Bologna 1997, EMI, 190 pp.

Un’appassionata ricerca, che raccoglie interventi apparsi su diverse riviste nell’arco di un decennio, sull’evoluzione del rapporto tra ebraismo e scrittura – nella prima parte del volume – e una convinta descrizione del racconto biblico come "grande codice" della cultura occidentale e non soltanto come testo dogmatico (il mancato incontro tra queste due concezioni, rileva l’autore, ha avuto influssi negativi sullo sviluppo del dialogo tra ebraismo e cristianesimo).
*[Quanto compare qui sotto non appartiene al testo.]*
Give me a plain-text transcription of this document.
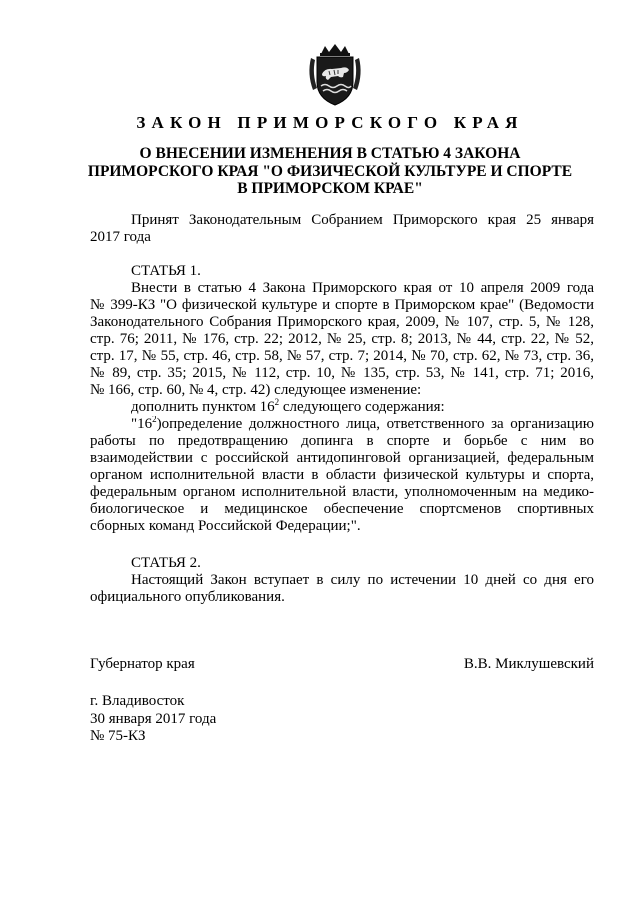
ЗАКОН ПРИМОРСКОГО КРАЯ
О ВНЕСЕНИИ ИЗМЕНЕНИЯ В СТАТЬЮ 4 ЗАКОНА
ПРИМОРСКОГО КРАЯ "О ФИЗИЧЕСКОЙ КУЛЬТУРЕ И СПОРТЕ
В ПРИМОРСКОМ КРАЕ"
Принят Законодательным Собранием Приморского края 25 января
2017 года
СТАТЬЯ 1.
Внести в статью 4 Закона Приморского края от 10 апреля 2009 года
№ 399-КЗ "О физической культуре и спорте в Приморском крае" (Ведомости
Законодательного Собрания Приморского края, 2009, № 107, стр. 5, № 128,
стр. 76; 2011, № 176, стр. 22; 2012, № 25, стр. 8; 2013, № 44, стр. 22, № 52,
стр. 17, № 55, стр. 46, стр. 58, № 57, стр. 7; 2014, № 70, стр. 62, № 73, стр. 36,
№ 89, стр. 35; 2015, № 112, стр. 10, № 135, стр. 53, № 141, стр. 71; 2016,
№ 166, стр. 60, № 4, стр. 42) следующее изменение:
дополнить пунктом $16^2$ следующего содержания:
"$16^2)определение$ должностного лица, ответственного за организацию
работы по предотвращению допинга в спорте и борьбе с ним во
взаимодействии с российской антидопинговой организацией, федеральным
органом исполнительной власти в области физической культуры и спорта,
федеральным органом исполнительной власти, уполномоченным на медико-
биологическое и медицинское обеспечение спортсменов спортивных
сборных команд Российской Федерации;".
СТАТЬЯ 2.
Настоящий Закон вступает в силу по истечении 10 дней со дня его
официального опубликования.
Губернатор края	В.В. Миклушевский
г. Владивосток
30 января 2017 года
№ 75-КЗ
Sono questi i poli all’interno dei quali si muove l’importante lavoro di Salvarani.

Occorre però ricordare i molti altri temi, acutamente analizzati, che si intersecano e convergono nei due principali: la vicenda intellettuale di Primo Levi, la sublime arte di Chagall, il necessario incontro tra preghiera e poesia (l’ultimo libro di Luzi arriva a dire che tutta la poesia moderna, credente e non credente, è comunque evangelica), l’interrogarsi sul senso della sofferenza che ha prodotto un’enorme mole di pagine che interpellano la teologia e hanno fornito la voce "a quanti non furono in grado di parlare, pregare e neppure di gridare". Tutti questi temi concorrono a formulare l’auspicio che anche l’arte di oggi "possa offrirsi quale utile e indispensabile supporto per il dialogare con Dio".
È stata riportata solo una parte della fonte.